Hermione wished for so many things, and was sad that she couldn't seem to capture any stars that would grant them.

At some point, he _accio_ ed his wand and used it to clean them both up, as well as to perform the same contraceptive charm that Hermione had used that afternoon. She wanted to make a snarky remark about how surprised she was that he'd paid attention in Charms their Fifth Year, but she was just too tired.
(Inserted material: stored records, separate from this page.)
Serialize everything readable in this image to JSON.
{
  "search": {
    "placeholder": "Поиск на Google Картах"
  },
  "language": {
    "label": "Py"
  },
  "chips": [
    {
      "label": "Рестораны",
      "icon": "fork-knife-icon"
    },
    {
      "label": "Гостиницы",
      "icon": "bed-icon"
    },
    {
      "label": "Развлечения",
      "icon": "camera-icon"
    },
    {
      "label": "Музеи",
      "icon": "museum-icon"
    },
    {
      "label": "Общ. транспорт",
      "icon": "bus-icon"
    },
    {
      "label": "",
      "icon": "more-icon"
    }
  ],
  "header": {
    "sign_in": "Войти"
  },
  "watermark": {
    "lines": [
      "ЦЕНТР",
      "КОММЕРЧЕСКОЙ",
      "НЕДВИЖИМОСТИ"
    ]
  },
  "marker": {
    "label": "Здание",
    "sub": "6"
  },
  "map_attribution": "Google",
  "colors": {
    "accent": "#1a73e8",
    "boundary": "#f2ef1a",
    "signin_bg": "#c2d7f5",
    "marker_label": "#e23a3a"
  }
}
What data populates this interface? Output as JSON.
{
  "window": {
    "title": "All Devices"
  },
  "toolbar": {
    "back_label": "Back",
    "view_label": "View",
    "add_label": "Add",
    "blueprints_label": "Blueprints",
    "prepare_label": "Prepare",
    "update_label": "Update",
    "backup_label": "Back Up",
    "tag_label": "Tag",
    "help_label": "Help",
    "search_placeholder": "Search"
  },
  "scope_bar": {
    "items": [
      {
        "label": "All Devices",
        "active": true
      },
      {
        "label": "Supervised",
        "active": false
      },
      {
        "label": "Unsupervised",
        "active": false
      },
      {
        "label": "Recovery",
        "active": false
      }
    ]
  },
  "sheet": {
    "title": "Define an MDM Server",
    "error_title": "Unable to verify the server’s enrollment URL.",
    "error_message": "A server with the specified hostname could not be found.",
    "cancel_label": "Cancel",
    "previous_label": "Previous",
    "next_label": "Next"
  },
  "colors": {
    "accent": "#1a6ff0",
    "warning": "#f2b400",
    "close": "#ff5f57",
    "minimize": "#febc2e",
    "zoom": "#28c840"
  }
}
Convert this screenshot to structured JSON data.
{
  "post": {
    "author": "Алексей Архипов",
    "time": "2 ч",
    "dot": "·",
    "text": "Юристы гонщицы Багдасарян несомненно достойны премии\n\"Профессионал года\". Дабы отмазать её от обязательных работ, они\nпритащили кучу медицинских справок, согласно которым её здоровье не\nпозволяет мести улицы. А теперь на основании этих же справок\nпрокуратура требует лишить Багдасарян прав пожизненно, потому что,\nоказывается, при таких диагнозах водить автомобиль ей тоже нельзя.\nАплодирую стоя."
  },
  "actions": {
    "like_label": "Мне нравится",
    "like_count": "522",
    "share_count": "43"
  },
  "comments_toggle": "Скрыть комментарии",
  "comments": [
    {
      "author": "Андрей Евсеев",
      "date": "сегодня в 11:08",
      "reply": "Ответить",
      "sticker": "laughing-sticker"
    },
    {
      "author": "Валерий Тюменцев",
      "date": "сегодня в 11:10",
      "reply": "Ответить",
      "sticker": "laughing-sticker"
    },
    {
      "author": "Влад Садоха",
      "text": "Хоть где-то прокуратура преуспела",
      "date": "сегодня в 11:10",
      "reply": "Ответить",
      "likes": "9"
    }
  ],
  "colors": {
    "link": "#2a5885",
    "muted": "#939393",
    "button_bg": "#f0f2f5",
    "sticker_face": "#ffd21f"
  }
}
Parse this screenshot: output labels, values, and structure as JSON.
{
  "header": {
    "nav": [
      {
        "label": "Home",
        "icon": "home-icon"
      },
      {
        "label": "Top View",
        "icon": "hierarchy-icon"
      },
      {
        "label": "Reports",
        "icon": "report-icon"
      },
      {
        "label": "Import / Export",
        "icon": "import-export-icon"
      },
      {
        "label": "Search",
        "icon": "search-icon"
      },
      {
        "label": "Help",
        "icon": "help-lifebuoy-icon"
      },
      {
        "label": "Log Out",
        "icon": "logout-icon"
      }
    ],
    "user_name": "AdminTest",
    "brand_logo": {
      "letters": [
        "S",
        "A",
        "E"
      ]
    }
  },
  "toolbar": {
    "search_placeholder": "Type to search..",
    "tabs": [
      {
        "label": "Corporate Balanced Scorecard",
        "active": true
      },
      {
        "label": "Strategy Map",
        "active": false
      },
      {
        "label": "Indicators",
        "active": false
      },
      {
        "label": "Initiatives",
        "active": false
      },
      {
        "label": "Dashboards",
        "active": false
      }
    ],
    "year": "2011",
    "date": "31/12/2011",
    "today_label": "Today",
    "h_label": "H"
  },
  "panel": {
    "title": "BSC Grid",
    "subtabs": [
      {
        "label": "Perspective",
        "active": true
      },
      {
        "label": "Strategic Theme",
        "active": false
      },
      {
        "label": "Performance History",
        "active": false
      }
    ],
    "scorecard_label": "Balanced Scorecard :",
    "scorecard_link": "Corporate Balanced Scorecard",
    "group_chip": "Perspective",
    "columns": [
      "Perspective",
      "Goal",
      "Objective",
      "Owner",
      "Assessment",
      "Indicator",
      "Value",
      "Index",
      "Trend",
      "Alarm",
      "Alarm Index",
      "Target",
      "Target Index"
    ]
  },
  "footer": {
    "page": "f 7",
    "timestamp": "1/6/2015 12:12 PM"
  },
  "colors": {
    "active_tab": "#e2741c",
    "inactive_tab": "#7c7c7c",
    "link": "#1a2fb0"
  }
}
And that made her sad, because she wanted to stay awake as long as possible, just in case.

Draco slid his arms around her, both of them lying on their sides and facing one another. Hermione buried her face in the heated skin of his bare chest, indulging in one last thing. One last thing that she could be selfish about. When they laid like this, she could pretend everything was okay.

She could pretend she wasn't scared.

There was an omen deep inside of Hermione that told her that something was coming. Something from the dark grew nearer to the horizon, on its way to cast shadows over the land. A darkness would eclipse everything that she had ever known, and it would happen whether she lived or died. She felt the fear of the Dark Lord creeping along her veins like molten rock devouring the surface of the Earth, but she knew that she wouldn't give in until she drew her last breath.

Tonight, she would sleep.

Tomorrow, she would fight.

Just as Hermione had promised Narcissa, she wouldn't stop fighting until she had counted all of the stars in the sky. She would pluck each one out of the expanse of time, gathering every piece of herself that had scattered along her journey to home, until she had captured them all. Then, when she held the universe in her hands, she would wish to breathe.

Hermione fell asleep to Draco's soft voice in her ear, his fingers ghosting along the edge of her face as though he loved her. Which she supposed he did.

"You've always been everything to me, Hermione. I'm gonna protect you from him. I promise."